Don't get me wrong: the UK trip was a treat beyond our means, which is why our dearest friend on earth helped us get there. But … that is a different story.
In a world that hadn't yet suffered the global terrorism panic pandemic, we called by a minor German city, Lübeck, on our way home. The only reason is that Ms T believes a big part of her family history is associated with that city. “We once owned a castle that got turned into a mental hospital in East Germany” is the short version.
So we figured out that a cheap flight would land us in Lübeck to be tourists, a cheapish train would take us to Hamburg, and after that we could pick up our flight back to Australia with no penalty.

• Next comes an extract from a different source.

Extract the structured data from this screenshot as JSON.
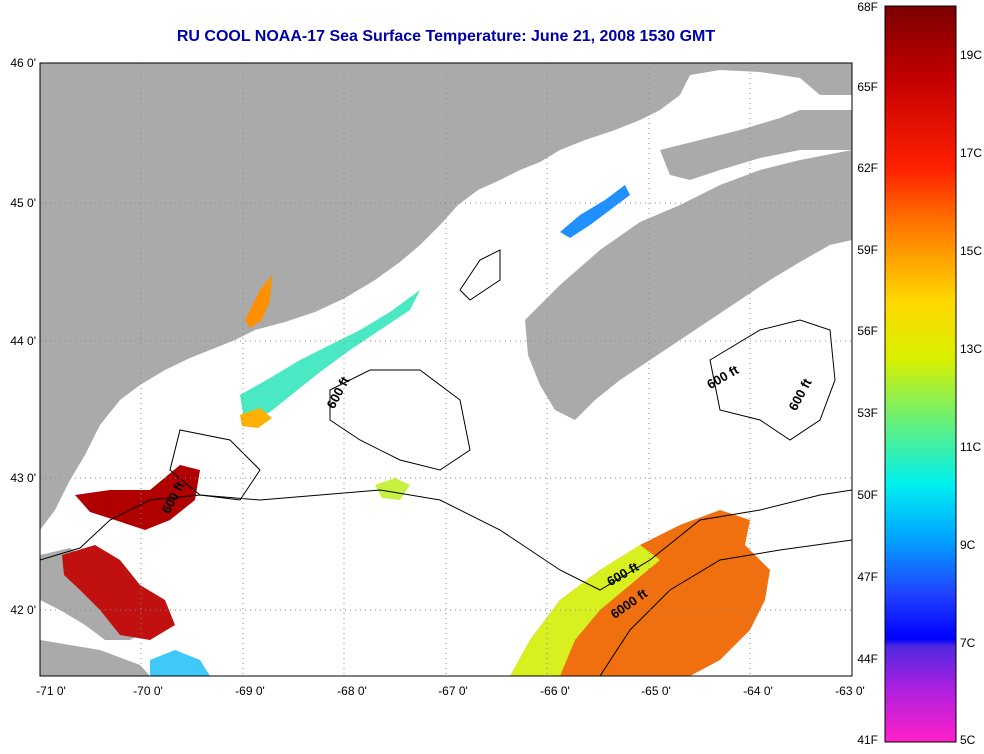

So we went to Lübeck, and there are things to see there: churches, for example, restored after WW2 in which the “restoration” work is left in plain white and the “original church” is the bits gathered up after the war, so you can see, dark-on-white, the extent of the devastation.
There's the tourist boat trip around the harbour, which I loved. Or the sausage-seller who could talk better to my son (who has no German) than to my wife (who studied the language in high school)!
But that's not my favourite memory of Lübeck.
My favourite memory happens at border control, in an airport better described as a “shed”, with one bored customs guard processing the incoming passengers.
It seems that in those days, at least, if you were flying cheap and your destination was a Hamburg industry conference, you landed in Lübeck and got a free bus to the conference. So the customs officer had his repertoire down pat:
“Travelling to Hamburg? Out the door, right to the bus, good-day.”
We broke his recitation.
“Travelling to Hamburg? Out...”
“No. We're travelling to Lübeck.”
“Lübeck?” … pause … “Why?”
(And I'm not going to try to do a German accent in text.)
Ms T: “Because my family came from here.”
The customs guard switched from bored to a face-splitting grin and arms spread wide. Really: I've rarely seen a transformation like it, especially from someone in uniform behind a desk. He stood up:
“Welcome! Welcome to Lübeck! Willkommen! To our lovely city!”
It took us a few minutes – which wasn't welcomed by those behind us – to get through customs, because we were receiving (good) advice about where to get breakfast, and being reminded that “you can walk everywhere in Lübeck!” (which was true), and a reminder of the churches and squares that were worth seeing (he was right).
And the customs guard gave us the key bit of information that made our walking-tourism perfect, that day: “Go to the railway in a taxi, leave the luggage in a locker, and go walking”.
And we have wonderful and (some) distressing memories of that city: its war damage must have been horrific, for example. But we also remember being welcomed at the gate of the city, with joy and enthusiasm, and I wish a dozen years later I could find that guard so we could all thank him properly for helping us find a strange city in a foreign tongue, and enjoy it.
But the world changed, with America holding the whip: I guess the customs guards who have license to smile are few and far between, today. But Lübeck won't have changed that much behind the gate, and it's a wonderful place.